Spark Losses. From the diagram shown in Fig. 57, it is evident that one of the principal heat losses is that of sparks. By the term sparks is meant the small particles of partially burned coal which are drawn through the flues and ejected through the stack by the action of the exhaust. In the operation of a locomotive, it has been demonstrated that the weight of sparks or cinders increases with the rate of combustion and may reach a value of from 10 to 15 per cent of the total weight of coal fired. Damage suits frequently arise, due to fires started by cinders thrown from the stack of the locomotive. Experiments have shown, however, that sparks from a locomotive will not be likely to start fires beyond the right of way.

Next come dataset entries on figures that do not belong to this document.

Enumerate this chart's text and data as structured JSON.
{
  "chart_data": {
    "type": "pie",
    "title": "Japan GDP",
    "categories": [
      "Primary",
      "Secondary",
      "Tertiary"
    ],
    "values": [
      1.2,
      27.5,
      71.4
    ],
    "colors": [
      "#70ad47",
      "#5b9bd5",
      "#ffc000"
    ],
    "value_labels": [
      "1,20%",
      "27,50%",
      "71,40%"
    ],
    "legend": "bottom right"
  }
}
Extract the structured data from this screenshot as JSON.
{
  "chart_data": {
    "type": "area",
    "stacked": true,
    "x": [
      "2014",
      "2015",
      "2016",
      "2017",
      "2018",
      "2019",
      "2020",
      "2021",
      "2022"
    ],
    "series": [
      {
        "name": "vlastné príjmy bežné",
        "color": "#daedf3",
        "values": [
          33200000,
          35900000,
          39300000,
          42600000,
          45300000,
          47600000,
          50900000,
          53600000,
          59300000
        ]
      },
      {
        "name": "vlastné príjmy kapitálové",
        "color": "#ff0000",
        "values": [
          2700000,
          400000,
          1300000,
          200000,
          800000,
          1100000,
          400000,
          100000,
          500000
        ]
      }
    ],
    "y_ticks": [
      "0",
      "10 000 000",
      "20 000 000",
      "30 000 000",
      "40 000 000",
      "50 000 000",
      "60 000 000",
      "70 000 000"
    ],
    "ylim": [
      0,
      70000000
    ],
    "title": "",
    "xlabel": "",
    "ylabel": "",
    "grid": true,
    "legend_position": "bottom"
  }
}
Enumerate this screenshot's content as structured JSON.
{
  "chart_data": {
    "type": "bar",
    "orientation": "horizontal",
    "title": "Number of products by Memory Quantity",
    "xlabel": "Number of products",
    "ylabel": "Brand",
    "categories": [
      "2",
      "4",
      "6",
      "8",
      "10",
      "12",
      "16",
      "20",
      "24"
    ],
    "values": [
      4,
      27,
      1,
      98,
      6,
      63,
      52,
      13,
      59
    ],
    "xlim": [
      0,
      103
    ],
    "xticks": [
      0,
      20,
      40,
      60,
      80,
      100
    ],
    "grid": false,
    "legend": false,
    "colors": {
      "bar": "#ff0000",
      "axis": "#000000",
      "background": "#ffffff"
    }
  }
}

High Steam Pressures. With the development of high-power locomotives came the use of high steam pressures. At first, only very low pressures were carried but soon 200 pounds pressure per square inch became very common and 220 and 225 not unusual. But with the increase of pressure there came an increase in trouble due to bad water, leaky flues, and an increase in incidental leaks in the boiler. All of these factors affected the performance of the locomotive. To determine to what extent the economic performance of the boiler was affected by an increase of steam pressure and also the most economical steam pressure to use, a series of tests were carried out at Purdue University. The following are the conclusive results as read before the Western Railway Club by Dean W. F. M. Goss:
THE EFFECT OF DIFFERENT PRESSURES UPON BOILER PERFORMANCE
- The evaporative efficiency of a locomotive boiler is but slightly affected by changes in pressure between the limits of 120 pounds and 240 pounds.
- Changes in steam pressure between the limits of 120 pounds and 240 pounds will produce an effect upon the efficiency of the boiler which will be less than one-half pound of water per pound of coal.
- It is safe to conclude that changes of no more than 40 or 50 pounds in pressure will produce no measurable effect upon the evaporative efficiency of the modern locomotive boiler.